Elle n’entendit rien et ne répondit pas.
Kapitonitch, remarquant le trouble de l’inconnue, sortit de sa loge et lui demanda ce qu’elle désirait.
«Je viens, de la part du prince Skaradoumof, voir Serge Alexéitch.
– Il n’est pas encore levé», répondit le suisse, examinant attentivement la dame voilée.
Anna ne se serait jamais attendue à être ainsi troublée par l’aspect de cette maison où elle avait vécu neuf ans. Des souvenirs doux et cruels s’élevèrent dans son âme, et un moment elle oublia pourquoi elle était là.
«Veuillez attendre,» dit le suisse en la débarrassant de son manteau. Au même moment il la reconnut et salua profondément.
«Que Votre Excellence veuille bien entrer», lui dit-il.
Elle essaya de parler, mais la voix lui manqua et, jetant un regard suppliant au vieillard, elle monta l’escalier rapidement.

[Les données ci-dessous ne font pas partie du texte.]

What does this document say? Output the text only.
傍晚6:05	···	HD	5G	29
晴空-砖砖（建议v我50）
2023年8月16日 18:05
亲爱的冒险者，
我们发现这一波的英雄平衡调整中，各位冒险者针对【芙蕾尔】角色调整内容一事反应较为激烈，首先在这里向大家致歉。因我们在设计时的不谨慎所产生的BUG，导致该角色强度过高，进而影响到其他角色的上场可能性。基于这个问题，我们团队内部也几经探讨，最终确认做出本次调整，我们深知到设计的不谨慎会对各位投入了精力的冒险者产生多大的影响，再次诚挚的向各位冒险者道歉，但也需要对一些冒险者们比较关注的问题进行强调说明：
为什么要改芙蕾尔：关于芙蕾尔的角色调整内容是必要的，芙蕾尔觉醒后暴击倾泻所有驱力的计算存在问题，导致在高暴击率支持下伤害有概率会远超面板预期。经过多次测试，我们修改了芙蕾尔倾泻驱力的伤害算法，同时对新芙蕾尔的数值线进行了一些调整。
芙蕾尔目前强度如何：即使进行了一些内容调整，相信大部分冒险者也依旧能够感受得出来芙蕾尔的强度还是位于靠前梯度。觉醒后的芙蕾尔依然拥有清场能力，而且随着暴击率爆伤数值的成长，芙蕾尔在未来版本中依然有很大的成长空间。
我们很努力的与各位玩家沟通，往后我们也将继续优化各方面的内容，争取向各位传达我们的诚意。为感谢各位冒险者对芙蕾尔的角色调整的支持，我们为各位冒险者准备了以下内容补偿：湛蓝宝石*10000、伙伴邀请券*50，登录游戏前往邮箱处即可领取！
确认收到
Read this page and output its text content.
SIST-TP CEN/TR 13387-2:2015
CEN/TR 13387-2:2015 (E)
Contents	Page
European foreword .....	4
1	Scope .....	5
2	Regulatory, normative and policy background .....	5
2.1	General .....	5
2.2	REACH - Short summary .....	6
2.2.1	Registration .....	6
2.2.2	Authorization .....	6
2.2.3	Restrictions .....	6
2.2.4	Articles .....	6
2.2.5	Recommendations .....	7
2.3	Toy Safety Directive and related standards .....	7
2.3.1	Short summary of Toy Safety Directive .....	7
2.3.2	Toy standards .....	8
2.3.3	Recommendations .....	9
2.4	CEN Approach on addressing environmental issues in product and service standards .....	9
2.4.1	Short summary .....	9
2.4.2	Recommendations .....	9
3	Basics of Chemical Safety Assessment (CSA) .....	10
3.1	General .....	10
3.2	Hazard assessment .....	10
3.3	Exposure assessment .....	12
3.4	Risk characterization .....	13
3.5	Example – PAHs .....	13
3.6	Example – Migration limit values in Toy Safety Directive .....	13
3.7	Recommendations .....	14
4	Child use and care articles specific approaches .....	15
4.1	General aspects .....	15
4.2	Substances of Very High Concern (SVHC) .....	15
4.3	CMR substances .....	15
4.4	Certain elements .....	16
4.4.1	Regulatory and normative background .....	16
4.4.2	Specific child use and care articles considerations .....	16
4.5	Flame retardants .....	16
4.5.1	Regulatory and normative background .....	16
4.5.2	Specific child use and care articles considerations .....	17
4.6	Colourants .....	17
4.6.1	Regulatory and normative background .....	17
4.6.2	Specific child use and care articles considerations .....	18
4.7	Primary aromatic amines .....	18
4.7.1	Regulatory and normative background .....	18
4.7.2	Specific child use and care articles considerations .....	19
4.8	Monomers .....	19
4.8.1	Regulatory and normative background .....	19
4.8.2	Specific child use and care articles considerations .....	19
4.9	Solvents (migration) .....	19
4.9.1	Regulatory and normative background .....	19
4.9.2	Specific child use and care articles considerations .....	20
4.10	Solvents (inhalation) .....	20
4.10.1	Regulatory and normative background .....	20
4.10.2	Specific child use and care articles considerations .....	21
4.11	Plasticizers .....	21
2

Kapitonitch chercha à la rattraper et monta derrière elle, accrochant ses pantoufles à chaque marche.
«Le précepteur n’est peut-être pas habillé. Je vais le prévenir.»
Anna montait toujours l’escalier bien connu, ne comprenant rien à ce que disait le vieillard.
«Par ici, à gauche. Excusez si tout est en désordre. Il a changé de chambre, disait le suisse essoufflé. Que Votre Excellence veuille attendre un moment; je vais regarder.» Et, ouvrant une grande porte, il disparut.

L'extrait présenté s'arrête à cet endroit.